Always ask for a business card when you drop off your resume, and the name of the person who does the hiring so that you can follow up with them the next day. If you do not do this, the receptionist might just throw your resume in the trash. There are many smaller boutique hotels scattered all over NY so don’t just focus on larger properties. It is more difficult finding employment in larger hotels as they have very formal hiring practices which take a long time to process. The smaller properties are less formal and you will find it easier to get in contact with the decision maker. But remember, always ask for the name of the person who does the hiring, get a hotel business card, and follow up next day!

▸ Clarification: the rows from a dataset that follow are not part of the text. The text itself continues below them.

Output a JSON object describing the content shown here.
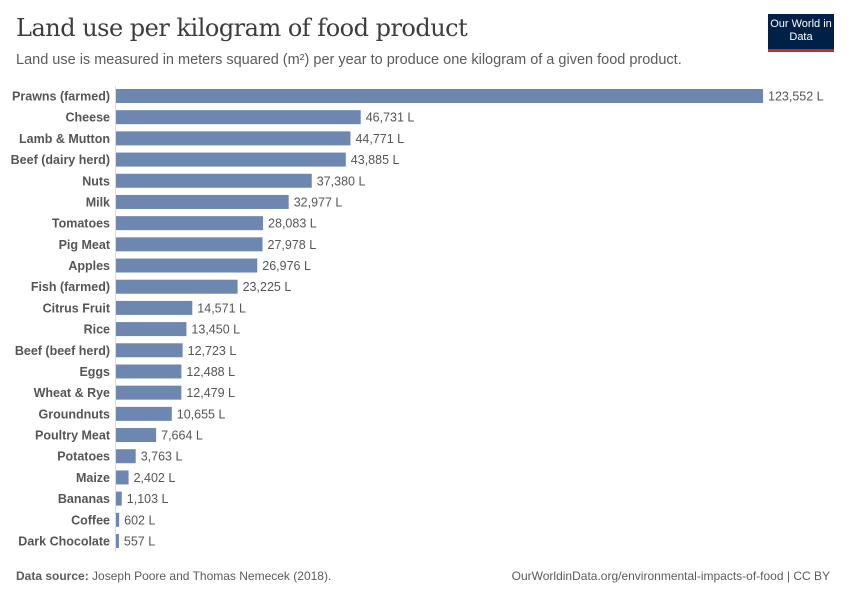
{
  "header": {
    "title": "Land use per kilogram of food product",
    "subtitle": "Land use is measured in meters squared (m²) per year to produce one kilogram of a given food product.",
    "logo": "Our World in Data"
  },
  "footer": {
    "source_label": "Data source:",
    "source": "Joseph Poore and Thomas Nemecek (2018).",
    "url": "OurWorldinData.org/environmental-impacts-of-food | CC BY"
  },
  "colors": {
    "bar": "#6D87B0",
    "text": "#5b5b5b",
    "logo_bg": "#002147",
    "logo_accent": "#ce261e"
  },
  "chart_data": {
    "type": "bar",
    "orientation": "horizontal",
    "unit_suffix": " L",
    "categories": [
      "Prawns (farmed)",
      "Cheese",
      "Lamb & Mutton",
      "Beef (dairy herd)",
      "Nuts",
      "Milk",
      "Tomatoes",
      "Pig Meat",
      "Apples",
      "Fish (farmed)",
      "Citrus Fruit",
      "Rice",
      "Beef (beef herd)",
      "Eggs",
      "Wheat & Rye",
      "Groundnuts",
      "Poultry Meat",
      "Potatoes",
      "Maize",
      "Bananas",
      "Coffee",
      "Dark Chocolate"
    ],
    "values": [
      123552,
      46731,
      44771,
      43885,
      37380,
      32977,
      28083,
      27978,
      26976,
      23225,
      14571,
      13450,
      12723,
      12488,
      12479,
      10655,
      7664,
      3763,
      2402,
      1103,
      602,
      557
    ],
    "labels": [
      "123,552 L",
      "46,731 L",
      "44,771 L",
      "43,885 L",
      "37,380 L",
      "32,977 L",
      "28,083 L",
      "27,978 L",
      "26,976 L",
      "23,225 L",
      "14,571 L",
      "13,450 L",
      "12,723 L",
      "12,488 L",
      "12,479 L",
      "10,655 L",
      "7,664 L",
      "3,763 L",
      "2,402 L",
      "1,103 L",
      "602 L",
      "557 L"
    ],
    "title": "Land use per kilogram of food product",
    "xlabel": "",
    "ylabel": "",
    "grid": false
  }
}
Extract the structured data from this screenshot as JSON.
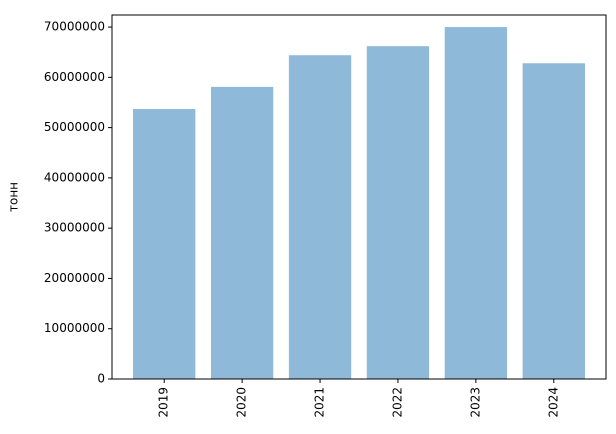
{
  "chart_data": {
    "type": "bar",
    "y_label": "тонн",
    "categories": [
      "2019",
      "2020",
      "2021",
      "2022",
      "2023",
      "2024"
    ],
    "values": [
      53700000,
      58100000,
      64400000,
      66200000,
      70000000,
      62800000
    ],
    "color": "#8fb9d9",
    "ylim": [
      0,
      72400000
    ],
    "yticks": [
      0,
      10000000,
      20000000,
      30000000,
      40000000,
      50000000,
      60000000,
      70000000
    ]
  }
}
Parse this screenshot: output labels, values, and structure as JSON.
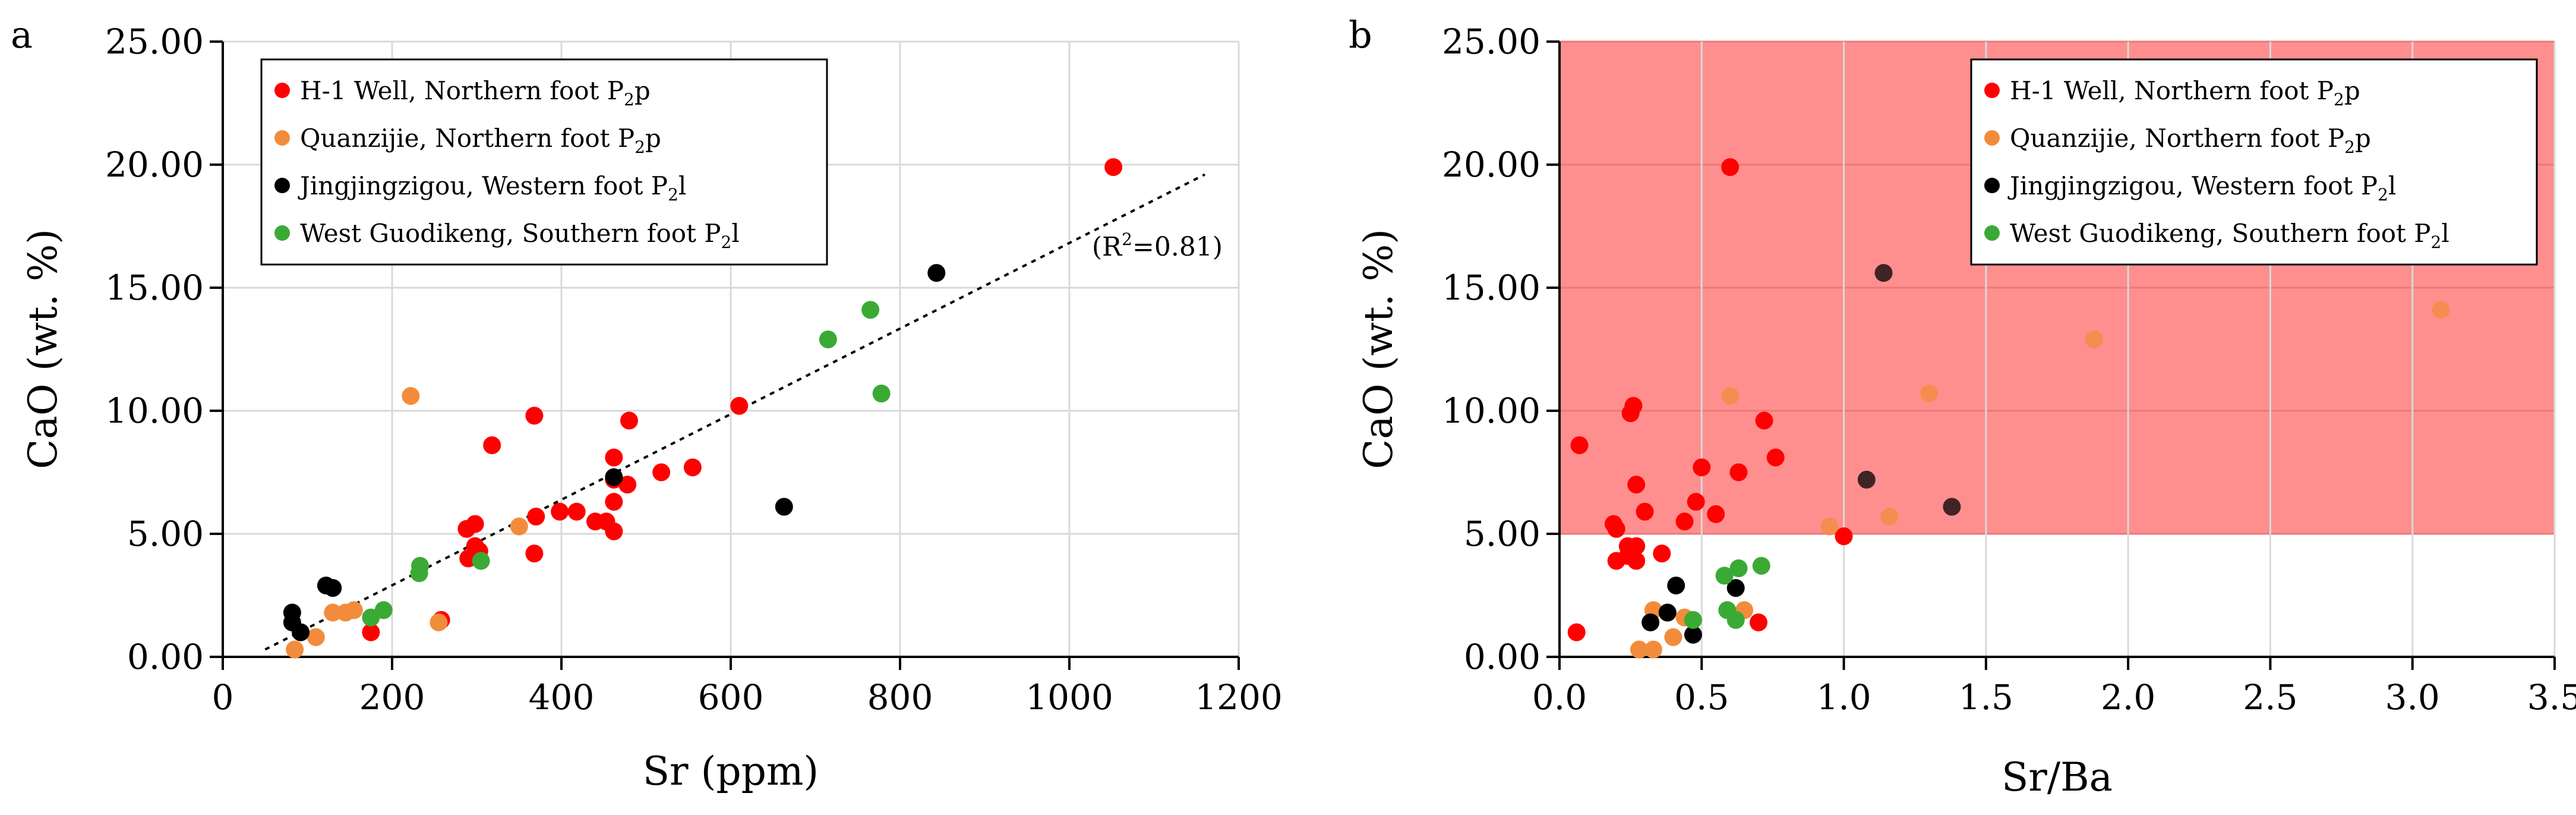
{
  "chart_data": [
    {
      "panel_label": "a",
      "type": "scatter",
      "xlabel": "Sr (ppm)",
      "ylabel": "CaO (wt. %)",
      "xlim": [
        0,
        1200
      ],
      "ylim": [
        0,
        25
      ],
      "xticks": [
        "0",
        "200",
        "400",
        "600",
        "800",
        "1000",
        "1200"
      ],
      "yticks": [
        "0.00",
        "5.00",
        "10.00",
        "15.00",
        "20.00",
        "25.00"
      ],
      "legend_position": "top-left",
      "legend": [
        {
          "text": "H-1 Well, Northern foot P",
          "sub": "2",
          "end": "p"
        },
        {
          "text": "Quanzijie, Northern foot P",
          "sub": "2",
          "end": "p"
        },
        {
          "text": "Jingjingzigou, Western foot P",
          "sub": "2",
          "end": "l"
        },
        {
          "text": "West Guodikeng, Southern foot P",
          "sub": "2",
          "end": "l"
        }
      ],
      "annotation": {
        "pre": "(R",
        "sup": "2",
        "post": "=0.81)"
      },
      "trendline": {
        "x": [
          50,
          1160
        ],
        "y": [
          0.3,
          19.6
        ],
        "style": "dotted"
      },
      "series": [
        {
          "name": "H-1 Well, Northern foot P2p",
          "color": "#ff0000",
          "points": [
            [
              1052,
              19.9
            ],
            [
              610,
              10.2
            ],
            [
              368,
              9.8
            ],
            [
              480,
              9.6
            ],
            [
              318,
              8.6
            ],
            [
              462,
              8.1
            ],
            [
              555,
              7.7
            ],
            [
              518,
              7.5
            ],
            [
              462,
              7.2
            ],
            [
              478,
              7.0
            ],
            [
              462,
              6.3
            ],
            [
              370,
              5.7
            ],
            [
              398,
              5.9
            ],
            [
              418,
              5.9
            ],
            [
              440,
              5.5
            ],
            [
              453,
              5.5
            ],
            [
              462,
              5.1
            ],
            [
              288,
              5.2
            ],
            [
              298,
              5.4
            ],
            [
              298,
              4.5
            ],
            [
              303,
              4.3
            ],
            [
              290,
              4.0
            ],
            [
              368,
              4.2
            ],
            [
              258,
              1.5
            ],
            [
              175,
              1.0
            ]
          ]
        },
        {
          "name": "Quanzijie, Northern foot P2p",
          "color": "#f28c3c",
          "points": [
            [
              222,
              10.6
            ],
            [
              350,
              5.3
            ],
            [
              130,
              1.8
            ],
            [
              145,
              1.8
            ],
            [
              155,
              1.9
            ],
            [
              110,
              0.8
            ],
            [
              85,
              0.3
            ],
            [
              255,
              1.4
            ]
          ]
        },
        {
          "name": "Jingjingzigou, Western foot P2l",
          "color": "#000000",
          "points": [
            [
              843,
              15.6
            ],
            [
              663,
              6.1
            ],
            [
              462,
              7.3
            ],
            [
              122,
              2.9
            ],
            [
              130,
              2.8
            ],
            [
              82,
              1.8
            ],
            [
              82,
              1.4
            ],
            [
              92,
              1.0
            ]
          ]
        },
        {
          "name": "West Guodikeng, Southern foot P2l",
          "color": "#3aaa35",
          "points": [
            [
              765,
              14.1
            ],
            [
              715,
              12.9
            ],
            [
              778,
              10.7
            ],
            [
              233,
              3.7
            ],
            [
              232,
              3.4
            ],
            [
              305,
              3.9
            ],
            [
              190,
              1.9
            ],
            [
              175,
              1.6
            ]
          ]
        }
      ]
    },
    {
      "panel_label": "b",
      "type": "scatter",
      "xlabel": "Sr/Ba",
      "ylabel": "CaO (wt. %)",
      "xlim": [
        0,
        3.5
      ],
      "ylim": [
        0,
        25
      ],
      "xticks": [
        "0.0",
        "0.5",
        "1.0",
        "1.5",
        "2.0",
        "2.5",
        "3.0",
        "3.5"
      ],
      "yticks": [
        "0.00",
        "5.00",
        "10.00",
        "15.00",
        "20.00",
        "25.00"
      ],
      "legend_position": "top-right",
      "legend": [
        {
          "text": "H-1  Well, Northern foot P",
          "sub": "2",
          "end": "p"
        },
        {
          "text": "Quanzijie, Northern foot P",
          "sub": "2",
          "end": "p"
        },
        {
          "text": "Jingjingzigou, Western foot P",
          "sub": "2",
          "end": "l"
        },
        {
          "text": "West Guodikeng, Southern foot P",
          "sub": "2",
          "end": "l"
        }
      ],
      "shaded_region": {
        "x": [
          0,
          3.5
        ],
        "y": [
          5,
          25
        ],
        "color": "#ff8f8f"
      },
      "series": [
        {
          "name": "H-1 Well, Northern foot P2p",
          "color": "#ff0000",
          "points": [
            [
              0.6,
              19.9
            ],
            [
              0.26,
              10.2
            ],
            [
              0.25,
              9.9
            ],
            [
              0.72,
              9.6
            ],
            [
              0.07,
              8.6
            ],
            [
              0.76,
              8.1
            ],
            [
              0.5,
              7.7
            ],
            [
              0.63,
              7.5
            ],
            [
              0.27,
              7.0
            ],
            [
              0.48,
              6.3
            ],
            [
              0.3,
              5.9
            ],
            [
              0.55,
              5.8
            ],
            [
              0.44,
              5.5
            ],
            [
              0.19,
              5.4
            ],
            [
              0.2,
              5.2
            ],
            [
              1.0,
              4.9
            ],
            [
              0.24,
              4.5
            ],
            [
              0.27,
              4.5
            ],
            [
              0.36,
              4.2
            ],
            [
              0.2,
              3.9
            ],
            [
              0.27,
              3.9
            ],
            [
              0.24,
              4.1
            ],
            [
              0.06,
              1.0
            ],
            [
              0.7,
              1.4
            ]
          ]
        },
        {
          "name": "Quanzijie, Northern foot P2p",
          "color": "#f28c3c",
          "points": [
            [
              3.1,
              14.1
            ],
            [
              1.88,
              12.9
            ],
            [
              1.3,
              10.7
            ],
            [
              0.6,
              10.6
            ],
            [
              1.16,
              5.7
            ],
            [
              0.95,
              5.3
            ],
            [
              0.33,
              1.9
            ],
            [
              0.44,
              1.6
            ],
            [
              0.65,
              1.9
            ],
            [
              0.4,
              0.8
            ],
            [
              0.28,
              0.3
            ],
            [
              0.33,
              0.3
            ]
          ]
        },
        {
          "name": "Jingjingzigou, Western foot P2l",
          "color": "#000000",
          "points": [
            [
              1.14,
              15.6
            ],
            [
              1.08,
              7.2
            ],
            [
              1.38,
              6.1
            ],
            [
              0.41,
              2.9
            ],
            [
              0.62,
              2.8
            ],
            [
              0.38,
              1.8
            ],
            [
              0.32,
              1.4
            ],
            [
              0.47,
              0.9
            ]
          ]
        },
        {
          "name": "West Guodikeng, Southern foot P2l",
          "color": "#3aaa35",
          "points": [
            [
              0.71,
              3.7
            ],
            [
              0.63,
              3.6
            ],
            [
              0.58,
              3.3
            ],
            [
              0.59,
              1.9
            ],
            [
              0.62,
              1.5
            ],
            [
              0.47,
              1.5
            ]
          ]
        }
      ]
    }
  ]
}
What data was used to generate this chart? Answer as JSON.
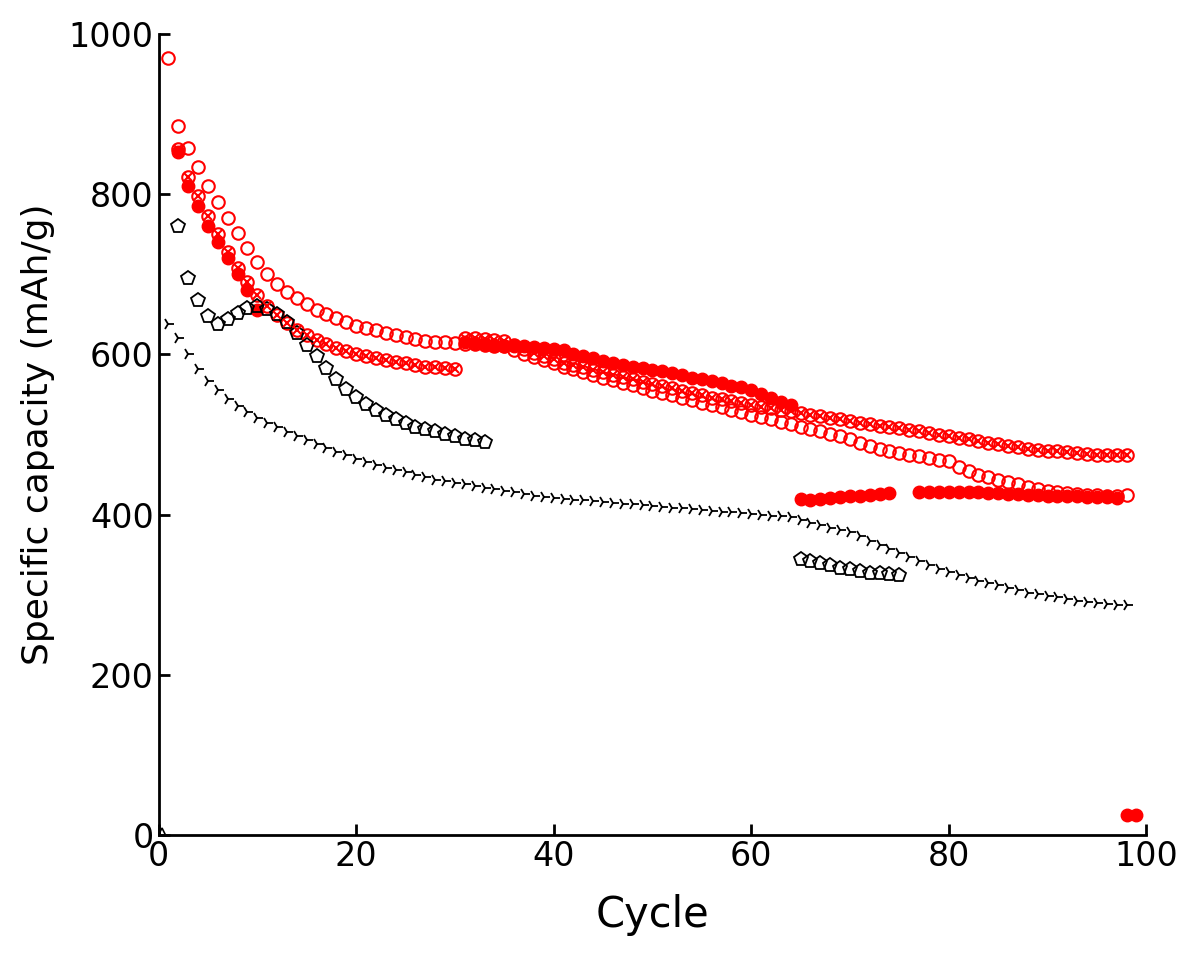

If you’re going to call into restaurants and bars, don’t limit yourself to jobs in Irish pubs but call into every type of bar and restaurant in NYC. Also, contact Brendan Barry who’s website is www.irishbusinesssolutions.net email:firstname.lastname@example.org. He specializes in finding jobs in bars, restaurants and hotels, so he might have some Summer positions available.
Not to give preference to one any one of our affiliated organizations but it might be worth your while getting in touch with you county society. There are 32 county societies in NY representing each of the 32 counties in Ireland. Members of these societies have deep roots in the Irish community and might be able to help you find work particularly if you’re from their own county back home. For contact information, go to www.uicany.org.
There are details of Irish rugby/soccer and other clubs under the ‘affiliations’ tab so if you are into sports, why not join these clubs which are always looking for new players. This can be a great way to find employment.
The US Open (www.usopen.org) starts the end of August which is a little late for J1 visa holders, but who knows, you may need a job if you’re staying through September.